A floating tidal energy project in the Bay of Fundy has been successfully connected to Nova Scotia’s grid, an undertaking that marks a milestone for Canada’s marine energy ambitions, say proponents, as the bay’s tidal resources could be harnessed for thousands of megawatts of clean energy in the future.
Looking like a cross between a catamaran and a rake with wind turbines on its tines, the red-and-white PLAT-I 6.4 in-stream project is the brainchild of Edinburgh-based ocean energy specialist, Sustainable Marine, and the product of almost a decade of painstaking development and testing, reports New Civil Engineer.

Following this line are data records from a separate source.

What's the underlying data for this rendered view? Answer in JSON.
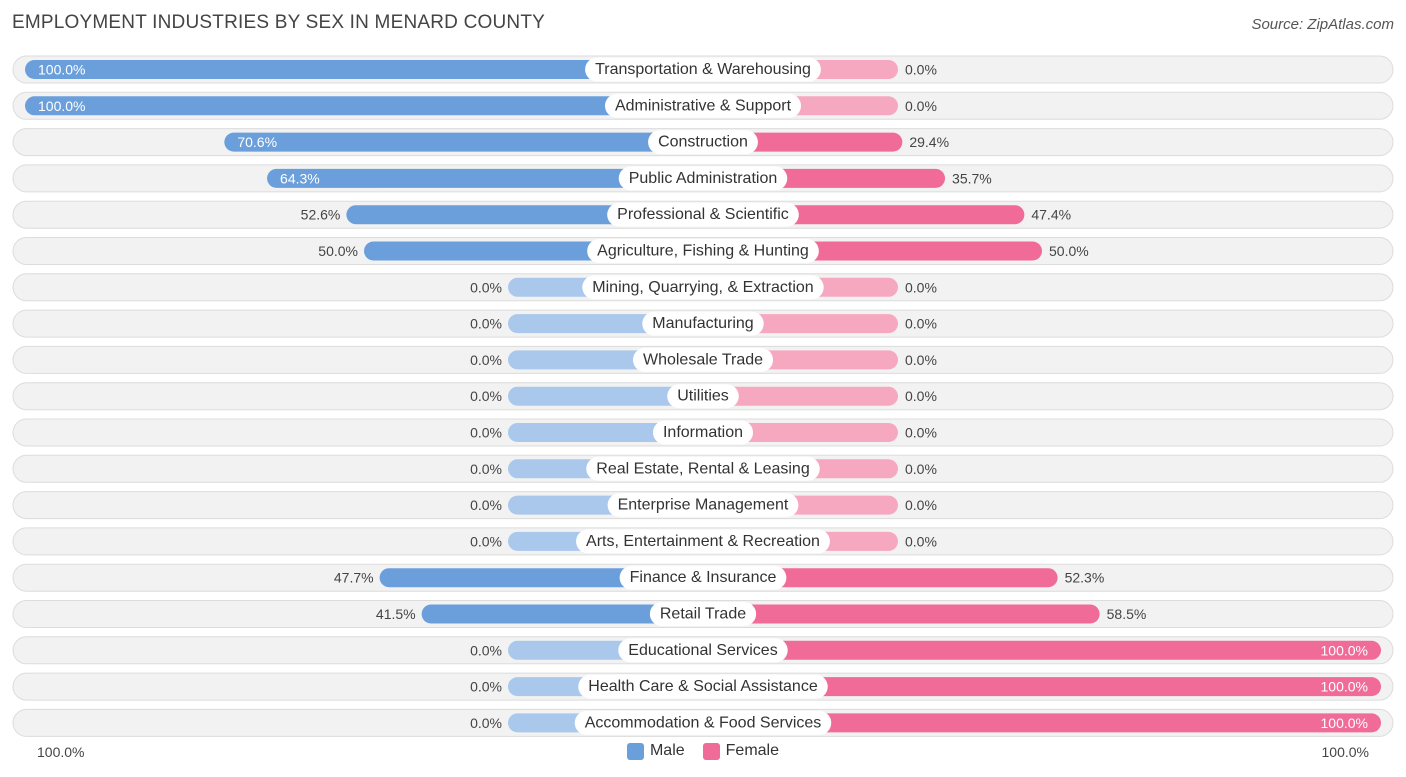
{
  "header": {
    "title": "EMPLOYMENT INDUSTRIES BY SEX IN MENARD COUNTY",
    "source": "Source: ZipAtlas.com"
  },
  "axis": {
    "left_label": "100.0%",
    "right_label": "100.0%"
  },
  "legend": {
    "male": "Male",
    "female": "Female"
  },
  "colors": {
    "male_strong": "#6a9fdc",
    "male_light": "#aac8ec",
    "female_strong": "#f06b97",
    "female_light": "#f6a8c1",
    "row_bg": "#f2f2f2",
    "row_border": "#dcdcdc"
  },
  "chart_data": {
    "type": "bar",
    "title": "EMPLOYMENT INDUSTRIES BY SEX IN MENARD COUNTY",
    "orientation": "horizontal-diverging",
    "xlim": [
      -100,
      100
    ],
    "categories": [
      "Transportation & Warehousing",
      "Administrative & Support",
      "Construction",
      "Public Administration",
      "Professional & Scientific",
      "Agriculture, Fishing & Hunting",
      "Mining, Quarrying, & Extraction",
      "Manufacturing",
      "Wholesale Trade",
      "Utilities",
      "Information",
      "Real Estate, Rental & Leasing",
      "Enterprise Management",
      "Arts, Entertainment & Recreation",
      "Finance & Insurance",
      "Retail Trade",
      "Educational Services",
      "Health Care & Social Assistance",
      "Accommodation & Food Services"
    ],
    "series": [
      {
        "name": "Male",
        "values": [
          100.0,
          100.0,
          70.6,
          64.3,
          52.6,
          50.0,
          0.0,
          0.0,
          0.0,
          0.0,
          0.0,
          0.0,
          0.0,
          0.0,
          47.7,
          41.5,
          0.0,
          0.0,
          0.0
        ],
        "labels": [
          "100.0%",
          "100.0%",
          "70.6%",
          "64.3%",
          "52.6%",
          "50.0%",
          "0.0%",
          "0.0%",
          "0.0%",
          "0.0%",
          "0.0%",
          "0.0%",
          "0.0%",
          "0.0%",
          "47.7%",
          "41.5%",
          "0.0%",
          "0.0%",
          "0.0%"
        ]
      },
      {
        "name": "Female",
        "values": [
          0.0,
          0.0,
          29.4,
          35.7,
          47.4,
          50.0,
          0.0,
          0.0,
          0.0,
          0.0,
          0.0,
          0.0,
          0.0,
          0.0,
          52.3,
          58.5,
          100.0,
          100.0,
          100.0
        ],
        "labels": [
          "0.0%",
          "0.0%",
          "29.4%",
          "35.7%",
          "47.4%",
          "50.0%",
          "0.0%",
          "0.0%",
          "0.0%",
          "0.0%",
          "0.0%",
          "0.0%",
          "0.0%",
          "0.0%",
          "52.3%",
          "58.5%",
          "100.0%",
          "100.0%",
          "100.0%"
        ]
      }
    ]
  }
}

PLAT’s successful connection to the grid—a Canadian tidal energy first—is concrete proof that “the Bay of Fundy’s huge tidal energy resource—which contains more than four times the combined flow of every freshwater river in the world—can be effectively harnessed, providing up to 2,500 MW of clean and predictable energy for Canada.”

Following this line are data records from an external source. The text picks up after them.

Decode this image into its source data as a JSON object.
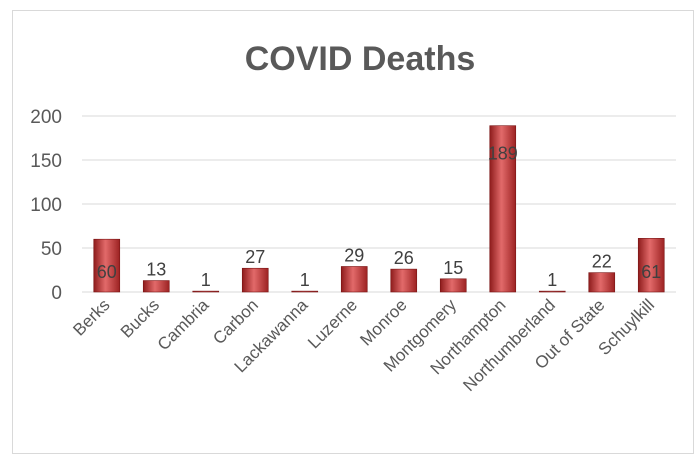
{
  "chart_data": {
    "type": "bar",
    "title": "COVID Deaths",
    "categories": [
      "Berks",
      "Bucks",
      "Cambria",
      "Carbon",
      "Lackawanna",
      "Luzerne",
      "Monroe",
      "Montgomery",
      "Northampton",
      "Northumberland",
      "Out of State",
      "Schuylkill"
    ],
    "series": [
      {
        "values": [
          60,
          13,
          1,
          27,
          1,
          29,
          26,
          15,
          189,
          1,
          22,
          61
        ]
      }
    ],
    "ylim": [
      0,
      200
    ],
    "yticks": [
      0,
      50,
      100,
      150,
      200
    ],
    "grid": true,
    "data_labels": true,
    "bar_color": "#c0302f",
    "grid_color": "#d9d9d9"
  }
}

Sustainable Marine’s success owes in part to its ability to plug into the 30 MW of capacity the Nova Scotia government allocated to the Fundy Ocean Research Centre for Energy (FORCE) via demonstration permits and berths.
As a “pathway to reduce costs en route to commercial projects,” the province has also put in place a regulatory framework to deliver “up to 300 MW of installed capacity.”
All of which “further aligns with the region’s net-zero commitments to accelerate the phaseout of coal-fired electricity by 2030,” adds New Civil Engineer.
Noting that “achieving ‘first power’ to the grid from our new platform in Grand Passage signals a real inflection point for our business,” Sustainable Marine CEO Jason Hayman heralded his company’s collaboration with FORCE as enabling “a staged and step-by-step approach to manage the technical risks and prove the ultra-low environmental impact of our technology.”
Hayman vowed to continue forward with great care, with the project “continuing to actively monitor for any interactions with marine animals.”
In its post on the milestone hookup, Ocean Energy Europe writes that “the current deployment in Grand Passage will also be used to test a multi-sensor Environmental Monitoring System (EMS) located onboard PLAT-I 6.4, linking underwater cameras, hydrophones, echosounders, and acoustic fish tag receivers.” Noting that this system “provides livestreamed data to record marine life in the vicinity of the platform,” Ocean Energy says the aim of the testing is “to demonstrate that a monitoring system can work in these highly energetic environments when visibility is reduced, such as during hours of darkness, or in turbid waters.”
Hayman said Sustainable Marine’s “overarching company mission to help coastal and island communities achieve energy independence and fight climate change by harvesting clean energy from the waters around them.”